- Born: Sinéad Ní Chuinn 24 March 1980 (age 46) Irvinestown, County Fermanagh, Northern Ireland
- Genres: Pop rock
- Years active: 2002–present
- Label: Mercury (2002–03)
- Member of: Sinéad and The Dawnbreakers

= Sinéad Quinn =

Northern Irish singer (born 1980)

Sinéad Quinn (Sinéad Ní Chuinn; born 24 March 1980) is a Northern Irish singer, best known as a contestant in the first series of the UK BBC TV series Fame Academy in 2002. She later went on to sign a recording contract, released an album, and had a #2 UK single with "I Can't Break Down" in February 2003.

==Career==

===Fame Academy===
Quinn did not enter the Fame Academy in the same way as the other contestants. The first eleven contestants were picked by the show's judges, but the final contestant was picked through a public vote in the first program of the series. Quinn, David Sneddon, and Paul MacDonald sang in this vote, but Quinn won the public's support. She gained 51% of the votes and won her place in the Fame Academy.

During the course of the competition she sang a range of songs from Macy Gray's "I Try" and Garth Brook's "If Tomorrow Never Comes" to "(I Can't Get No) Satisfaction" and No Doubt's "Don't Speak".

In the final, she was up against David Sneddon (who had entered the Academy at a later date after Naomi Roper pulled out due to illness) and Lemar Obika. She finished second with 2.5 million of the 6.5 million votes cast.

=== Solo career ===
Within a week of leaving the Fame Academy, Quinn signed a £1 million, five-album record deal with Mercury Records. Her debut single, "I Can’t Break Down", was released on 10 February 2003. It reached number 2 in the UK Singles Chart, being beaten to the top spot by t.A.T.u. The single sold 95,000 copies, finishing in 65th place for the top-selling UK singles of 2003. The video was directed by Dani Jacobs and filmed in the empty Fame Academy house. Her follow-up single "What You Need Is" reached number 19 in the same chart, and her self-written album, Ready to Run, peaked at number 48 in the UK Albums Chart.

Quinn's only other releases to date were on the Fame Academy Album, alongside all the other Fame Academy contestants, and guest vocals on fellow contestant Malachi Cush's debut album.

===Live performances and songwriting===
Both before and after Fame Academy, Quinn was a keen songwriter and performer. The show allowed her to develop her songwriting talents and provided her with her first ever singing lessons. The Fame Academy Tour, which followed the series, gave Quinn her first major public performances outside a TV studio.

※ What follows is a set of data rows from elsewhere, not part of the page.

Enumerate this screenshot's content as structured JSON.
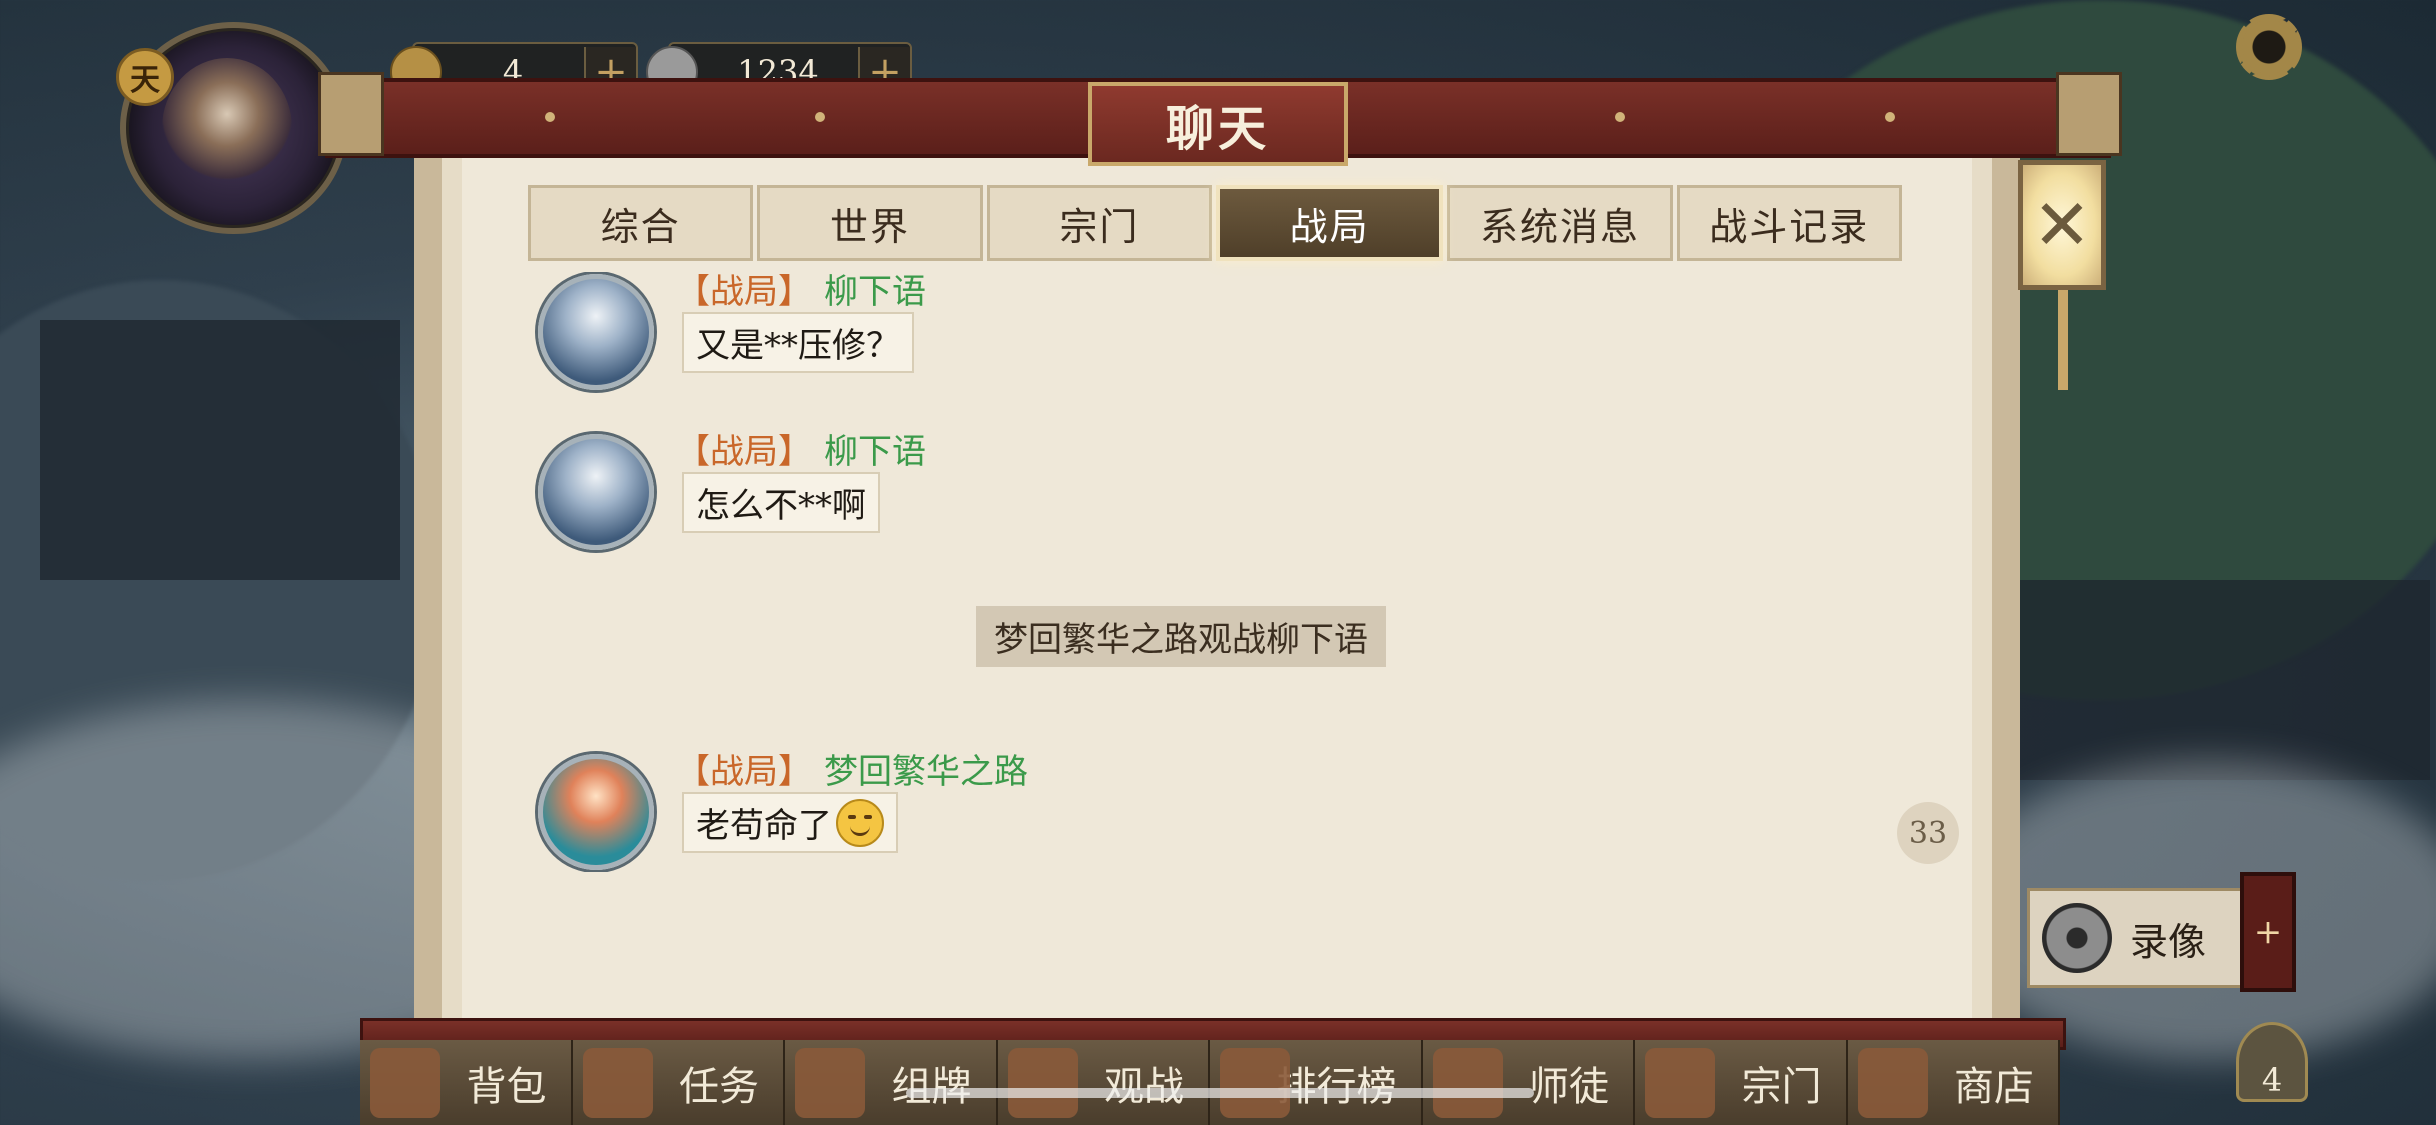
{
  "hud": {
    "rank_badge": "天",
    "gold": "4",
    "coins": "1234"
  },
  "panel": {
    "title": "聊天",
    "tabs": [
      {
        "label": "综合",
        "active": false
      },
      {
        "label": "世界",
        "active": false
      },
      {
        "label": "宗门",
        "active": false
      },
      {
        "label": "战局",
        "active": true
      },
      {
        "label": "系统消息",
        "active": false
      },
      {
        "label": "战斗记录",
        "active": false
      }
    ],
    "messages": [
      {
        "channel": "【战局】",
        "name": "柳下语",
        "text": "又是**压修？"
      },
      {
        "channel": "【战局】",
        "name": "柳下语",
        "text": "怎么不**啊"
      },
      {
        "channel": "【战局】",
        "name": "梦回繁华之路",
        "text": "老苟命了"
      }
    ],
    "system_note": "梦回繁华之路观战柳下语",
    "unread_count": "33",
    "close_icon": "✕"
  },
  "side": {
    "replay_label": "录像",
    "power_symbol": "+",
    "chest_count": "4"
  },
  "bottom_nav": [
    {
      "label": "背包",
      "icon": "backpack-icon"
    },
    {
      "label": "任务",
      "icon": "quest-icon"
    },
    {
      "label": "组牌",
      "icon": "deck-icon"
    },
    {
      "label": "观战",
      "icon": "spectate-icon"
    },
    {
      "label": "排行榜",
      "icon": "leaderboard-icon"
    },
    {
      "label": "师徒",
      "icon": "mentor-icon"
    },
    {
      "label": "宗门",
      "icon": "sect-icon"
    },
    {
      "label": "商店",
      "icon": "shop-icon"
    }
  ],
  "colors": {
    "channel": "#c9672a",
    "username": "#3b9a4a",
    "title_bar": "#7a3028"
  }
}
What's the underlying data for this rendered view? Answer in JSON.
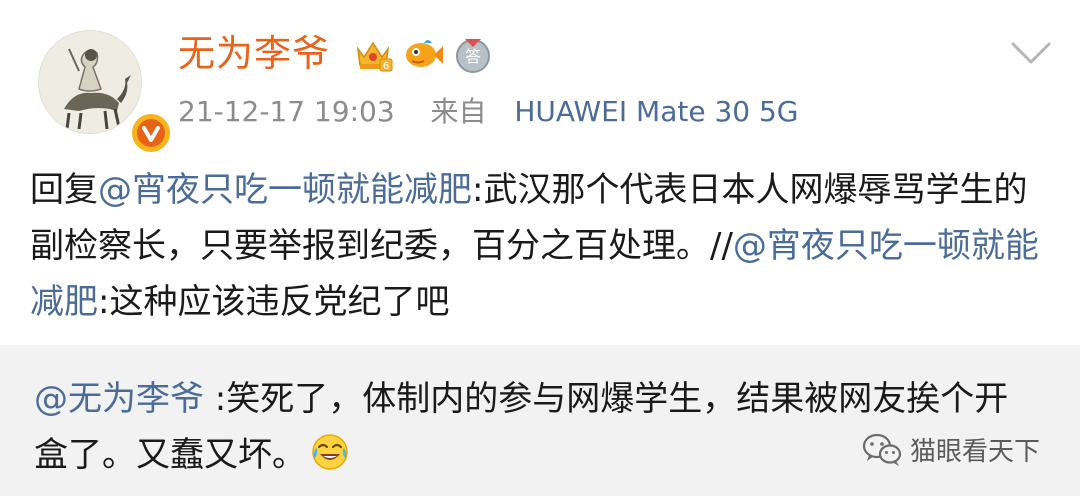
{
  "post": {
    "author": "无为李爷",
    "timestamp": "21-12-17 19:03",
    "source_prefix": "来自",
    "source_device": "HUAWEI Mate 30 5G",
    "badges": [
      "crown-badge-icon",
      "fish-badge-icon",
      "answer-badge-icon"
    ],
    "content": {
      "prefix": "回复",
      "mention1": "@宵夜只吃一顿就能减肥",
      "text1": ":武汉那个代表日本人网爆辱骂学生的副检察长，只要举报到纪委，百分之百处理。//",
      "mention2": "@宵夜只吃一顿就能减肥",
      "text2": ":这种应该违反党纪了吧"
    }
  },
  "reply": {
    "mention": "@无为李爷",
    "text": " :笑死了，体制内的参与网爆学生，结果被网友挨个开盒了。又蠢又坏。",
    "emoji": "laugh-cry-emoji"
  },
  "watermark": {
    "text": "猫眼看天下"
  },
  "colors": {
    "username": "#e8631a",
    "link": "#4b6c98",
    "meta": "#8c8c8c",
    "reply_bg": "#f2f2f2"
  }
}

In the years since leaving Fame Academy, she has had a regular list of public performances. With the backing of a guitar-based group, she went on a university tour in 2003. She played to a full-house at Music Live 2003 at the National Exhibition Centre and, in 2005, she supported Children in Need with a performance and sang at the switch-on of Christmas lights in Coventry.

She took part in RTÉ's TV show The Lyrics Board, and on New Year's Eve 2005 performed on RTÉ's Everyone's a Winner, singing Sheryl Crow's "Everyday Is a Winding Road". Late in 2005 Quinn was invited by the Irish President Mary McAleese "to a reception to celebrate [her] contribution to the entertainment industry in Ireland" at the President's official residence, Áras an Uachtaráin.

Quinn played the role of Beth in the 2007 live tour of Jeff Wayne's Musical Version of The War of the Worlds. The same year, she performed at and judged the regional finals for Girl Guiding UK's talent competition Guiding Star. and also appeared at the Grand Final in Sheffield on 30 June 2007 as a performer and a judge.

Whilst she concentrated on smaller concerts in 2008, mainly in locations in London, Quinn was also the support act for Lulu at the Chichester Festivities in July 2008.

Since May 2009 Quinn has been performing as part of Sinéad and The Dawnbreakers. The band have been playing all over the country at various venues and festivals. They played at the Little World Festival in Meribel, France both years it has been running. Her husband Paul Stewart is the drummer for the band.

Quinn now plays corporate and private gigs and works at Electric Umbrella in London, which uses music therapy to work with adults with disabilities.

== Personal life ==
Born in Irvinestown, County Fermanagh, Northern Ireland, Quinn is the third child of Gerry and Philomena Quinn. She studied at the University of Hull.

On 9 October 2007, she became engaged to Paul Stewart and they married on 6 December 2008, at the Sacred Heart Church in Irvinestown. They have three children.

==Discography==

===Albums===

| Year | Album | Chart positions |
UK
| 2003 | Ready to Run Released: 14 July 2003; Formats: CD; | 48 |

===Singles===

Year: Title; Album; Chart positions
UK: IRE
2003: "I Can't Break Down"; Ready to Run; 2; 13
"What You Need Is...": 19; —
"—" denotes singles that were released but did not chart.